Üniversite ler, bir çok enstitü ler, dergiler, hatta amerikan film şirketleri, sermaye Yahudilerin elinde olduğunu gördükten sonra sanal bir alem olduğuna inandığım durumdur. Siz bir üniversite de uzman sanız ve yardoç, doç, Prof olmanız mason olmanıza bağlıysa, dünyada ateizmi ve evrim i savunan dergi ve bilimciler Yahudi ise, hatta bu kurgular sinemalardan bile veriliyorsa ve en can alıcı noktası bu kadar kuklayı oynatanlar radikal Musevi ise bir kez daha düşünmek lazım, benim inkâr ım kimlerin işine geliyor diye. Bence siyonizm ve misyonerliği bilmeyen bilimci ateistlerden bahs bile etmesin. Şu toz duman bir çekilsin kimin atın üstünde, kimin yerde olduğunu göreceğiz.
bizi gram alakadar etmeyecek durumdur.

başkasının dini inancı niye müslümanlara dert oluyor, anlamış değilim.

her kişi kendinden sorumludur der islam.
yeryüzünde bilim diye birşey varsa azıcık okumuş yazmış, tarih bilgisine sahip her insan kabul eder ki dünya bunu müslümanlara borçludur.

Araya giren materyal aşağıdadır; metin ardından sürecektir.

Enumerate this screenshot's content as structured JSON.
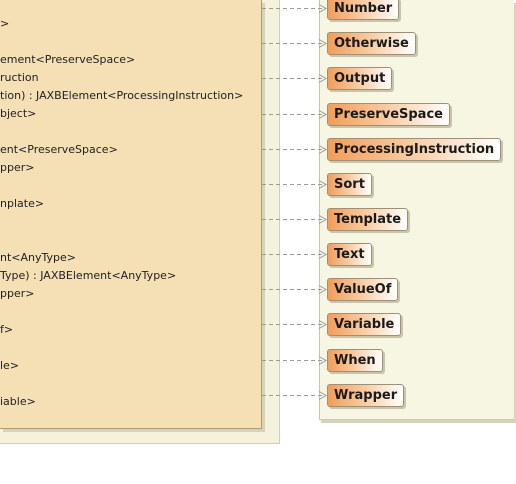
{
  "class_box": {
    "methods": [
      ">",
      "ement<PreserveSpace>",
      "ruction",
      "tion) : JAXBElement<ProcessingInstruction>",
      "bject>",
      "ent<PreserveSpace>",
      "pper>",
      "nplate>",
      "nt<AnyType>",
      "Type) : JAXBElement<AnyType>",
      "pper>",
      "f>",
      "le>",
      "iable>"
    ]
  },
  "nodes": [
    "Number",
    "Otherwise",
    "Output",
    "PreserveSpace",
    "ProcessingInstruction",
    "Sort",
    "Template",
    "Text",
    "ValueOf",
    "Variable",
    "When",
    "Wrapper"
  ],
  "colors": {
    "class_fill": "#f5dfb5",
    "node_gradient_start": "#f29d5a",
    "package_fill": "#f7f6e3",
    "connector": "#9a9a9a"
  }
}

latince ve ingilizcede vs. yer alan gezegen - yıldız adları, matematik terimleri, teknik formüller hala içlerinde sayısız arapça ve farsça kelime barındırır.
dünya tıp diye bir bilimin varlığını müslümanlardan ve (mistik) çinlilerden öğrenmiştir.

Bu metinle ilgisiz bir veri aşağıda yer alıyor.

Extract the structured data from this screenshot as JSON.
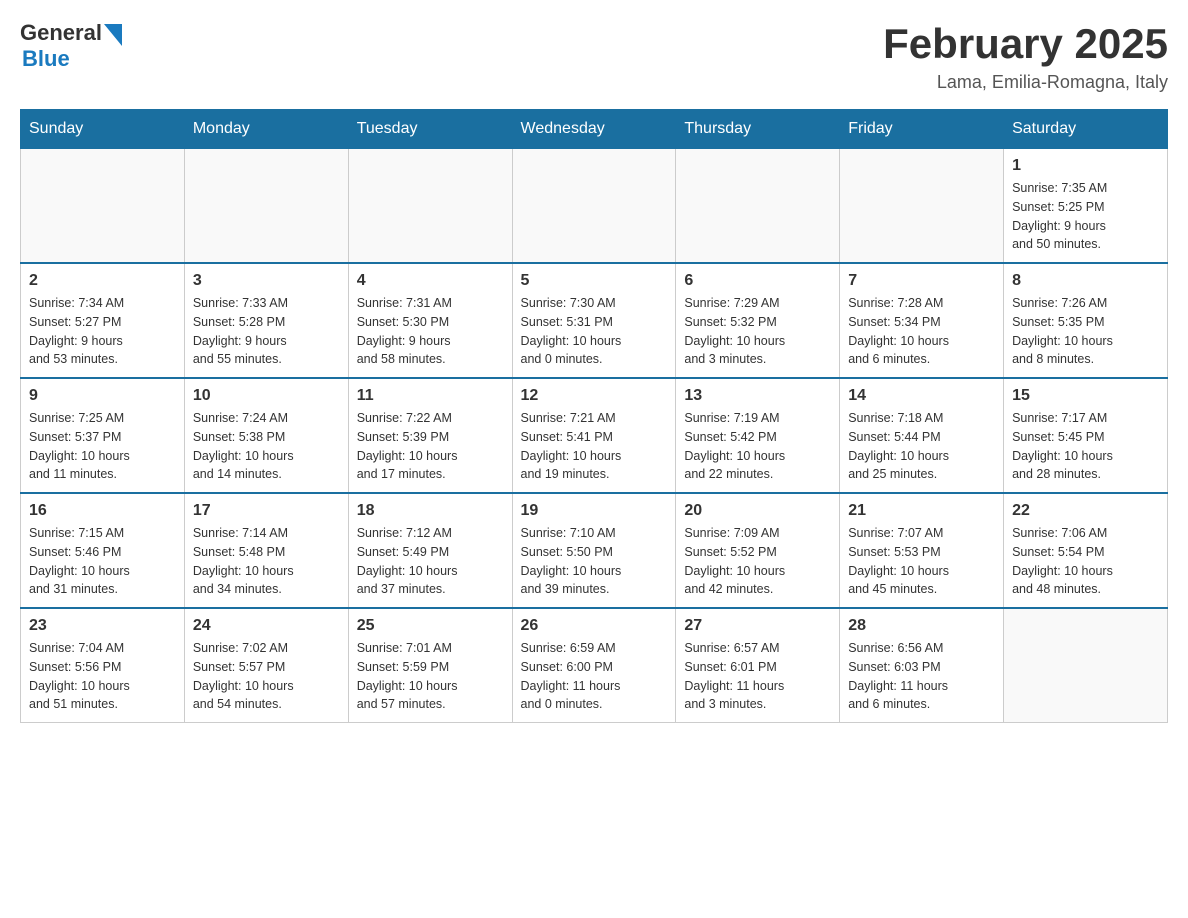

astronomi, matematik ve mekanik alanında yörüngeler, dünyanın şekli, güneş sistemi, zaman hesaplama vs. tamamen rönesans öncesinde batılıların islam eserlerini tercüme ederek cehaletten kurtulmaları sonucu bilinmiştir.
coğrafya ve kimya ha keza...
şimdi; bilimin varlığı müslümanlara borçlu, binlerce bilim insanı arasında onlarca ateist olması bize herhangi bir ibretli mesaj vermekten uzaktır.
sonuçta her bilim insanı akıllı insan anlamı da çıkmaz. biz bu memlekette nice bilim insanları seyrettik ki okulların önlerine kurdukları "ikna çadırları"nda eğitim ve kabiliyet durumlarını hiç umursamadıkları inançlı genç kızlara psikolojik baskı ve yobazca saldırıda bulunarak onları bu memleketin değerleri olmaktan kopardılar. o genç kızlar gidip malezyada, ingilterede, amerikada uzman oldular, doçent oldular, prof oldular şimdi. bunu yapan cehalet tüccarları da bilim insanı diye anılıyor ama ne akıllılar ne de insan...
(bkz: bilim adamı olunca götü kalkan insan)
Saydı sanki dürzü.
bilim adamı objektif olması gerektiğine göre doğal olandır.
Yalandır arkadaşlar, misal ben dinsiz değilim yüce rabbimin izniyle gelecekte tıp alanındaki çalışmalarım sayesinde tanındığımda dinsizlere de kapak yapacam. Bunu geçtim harbi yanlış düşüncedir aksine çoğu inançlıdır.